The flow sensor design of the aforementioned '332 patent is somewhat less susceptible to clogging from patient fluids due to its axial port location, but is very susceptible to localized pressure effects due to the configuration of the leading faces of the vanes or baffles supporting the pressure ports, which structure collects or focuses the gas flow from across the cross section of the sensor housing bore directly into the pressure ports. This configuration also renders the device of the '332 patent very susceptible to error from the pitot tube effect under certain inlet conditions, and has been demonstrated to unduly limit the dynamic range of the device.
Similarly, the flow sensor design of the '521 patent is susceptible to clogging from patient fluids and varies in response, depending upon the end shape selected for the measuring stud as well as the displacement stud.
The flow sensor design of the '514 patent exhibits very nonlinear pressure output versus flow characteristics.
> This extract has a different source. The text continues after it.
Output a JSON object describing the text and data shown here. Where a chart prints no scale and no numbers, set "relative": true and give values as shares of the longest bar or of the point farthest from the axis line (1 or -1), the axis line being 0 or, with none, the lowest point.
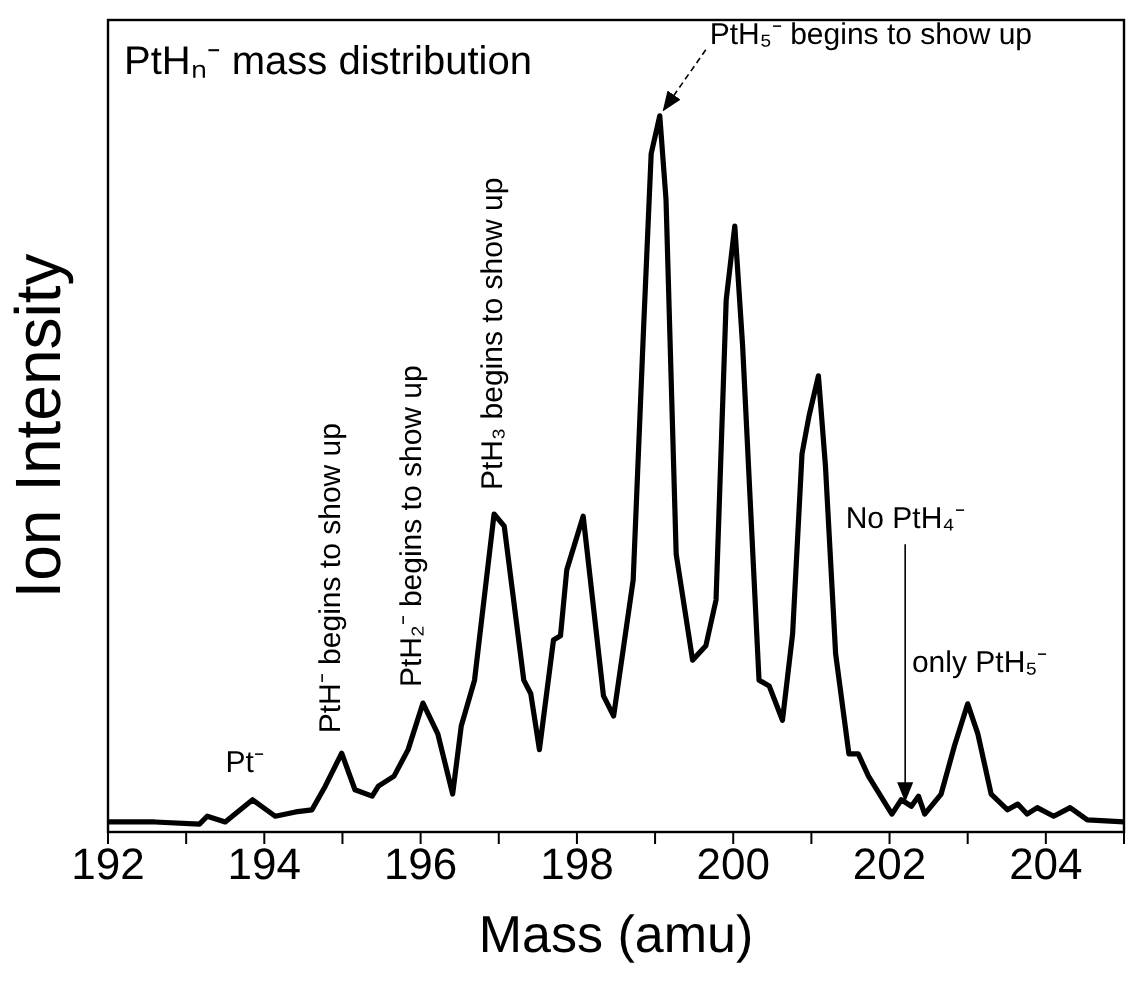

This requires the use of a microprocessor to compensate for the nonlinear pressure/flow characteristics. Also, while compact in design, the sensor requires integral flow straighteners to provide for reliable results when installed in various systems with valving and elbows.
In short, all known prior art differential pressure flow sensors suffer deficiencies when exposed to less than ideal gas flow inlet conditions, and further possess inherent design problems with respect to their ability to sense differential pressure in a meaningful, accurate, repeatable manner over a substantial dynamic flow range, particularly, when it is required for the flow sensor to reliably and accurately measure the respiratory flow rates of infants.